We can divide the effects of Green Tea into three main sections.
1. It increases thermogenesis
Green tea contains high concentrations of catechin polyphenols. These compounds work with other chemicals to intensify levels of fat oxidation and thermogenesis, where heat is created in the body by burning fuels such as fat
2. It Lowers cholesterol
Green tea can lower cholesterol and increase energy expenditure- it also causes carbohydrates to be released slowly, preventing sharp increases in blood-insulin levels. This promotes the burning of fat
3. It enhances Fat oxidation
Drinking Green Tea Can Limit Weight Gain - Weight is gained as excess sugars and fats are stored in the body as fat cells. Green tea catechins can help prevent obesity by inhibiting the movement of glucose in fat cells. Epigallocatechin gallate (EGCG) has been found to be especially effective. There is now good evidence that green tea catechins are related to reductions in body fat
In addition, green tea contains a small amount of caffeine (1% or 5 mg), so it serves as a mild appetite suppressant
But how much is enough and what if I can't handle the taste?
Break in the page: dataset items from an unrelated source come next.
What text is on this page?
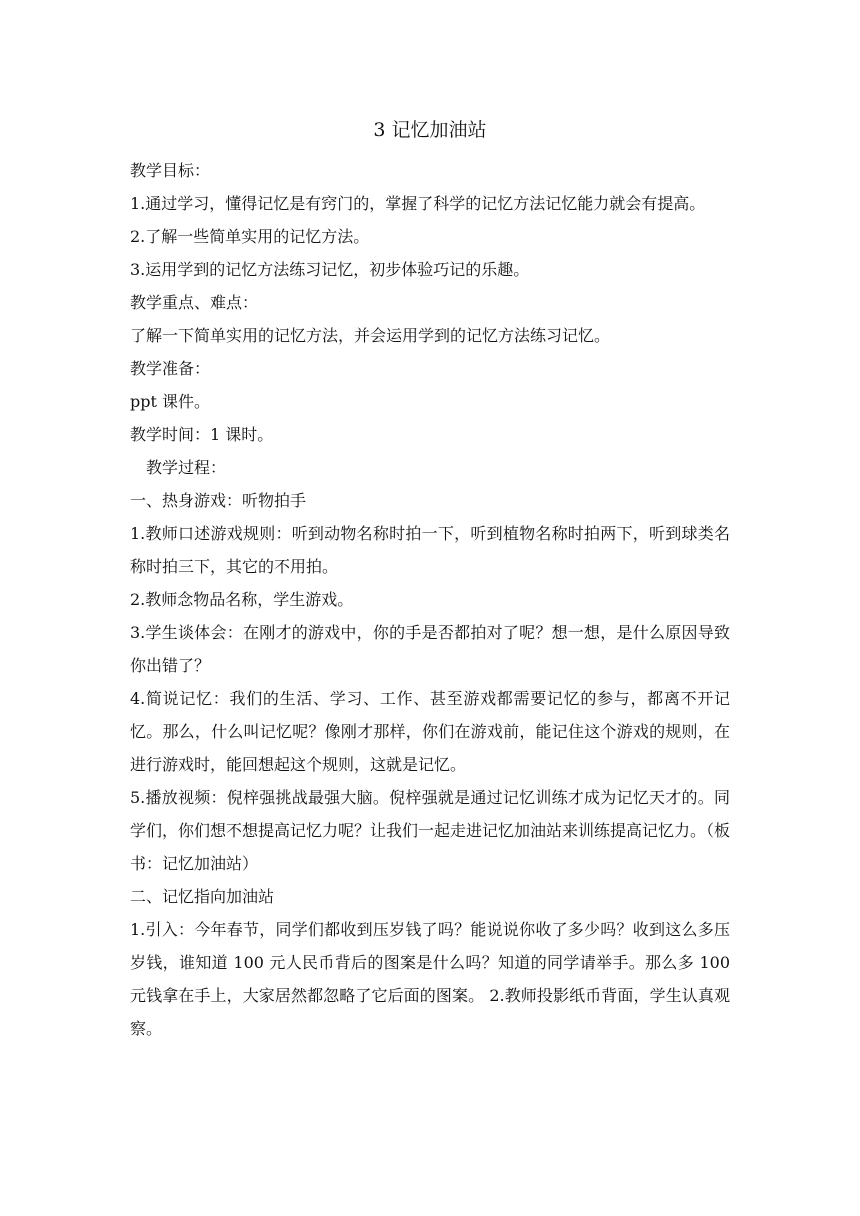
3 记忆加油站

教学目标：

1.通过学习，懂得记忆是有窍门的，掌握了科学的记忆方法记忆能力就会有提高。

2.了解一些简单实用的记忆方法。

3.运用学到的记忆方法练习记忆，初步体验巧记的乐趣。

教学重点、难点：

了解一下简单实用的记忆方法，并会运用学到的记忆方法练习记忆。

教学准备：

ppt 课件。

教学时间：1 课时。

教学过程：

一、热身游戏：听物拍手

1.教师口述游戏规则：听到动物名称时拍一下，听到植物名称时拍两下，听到球类名称时拍三下，其它的不用拍。

2.教师念物品名称，学生游戏。

3.学生谈体会：在刚才的游戏中，你的手是否都拍对了呢？想一想，是什么原因导致你出错了？

4.简说记忆：我们的生活、学习、工作、甚至游戏都需要记忆的参与，都离不开记忆。那么，什么叫记忆呢？像刚才那样，你们在游戏前，能记住这个游戏的规则，在进行游戏时，能回想起这个规则，这就是记忆。

5.播放视频：倪梓强挑战最强大脑。倪梓强就是通过记忆训练才成为记忆天才的。同学们，你们想不想提高记忆力呢？让我们一起走进记忆加油站来训练提高记忆力。（板书：记忆加油站）

二、记忆指向加油站

1.引入：今年春节，同学们都收到压岁钱了吗？能说说你收了多少吗？收到这么多压岁钱，谁知道 100 元人民币背后的图案是什么吗？知道的同学请举手。那么多 100 元钱拿在手上，大家居然都忽略了它后面的图案。 2.教师投影纸币背面，学生认真观察。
The taste of green tea is much the same as regular tea but it may take some getting used to. Many companies do manufacture a variety of flavoured green tea such as Lavender, Lemon, Blackberry and many more so it's certainly worth exploring your local super-market. Drinking 5-6 cups a day should show some benefits.
But it is also possible to take green tea in capsule form. These doses range from 100mg to 500mg - 500mg is an ideal dose to take daily, but you may wish to experiment with it.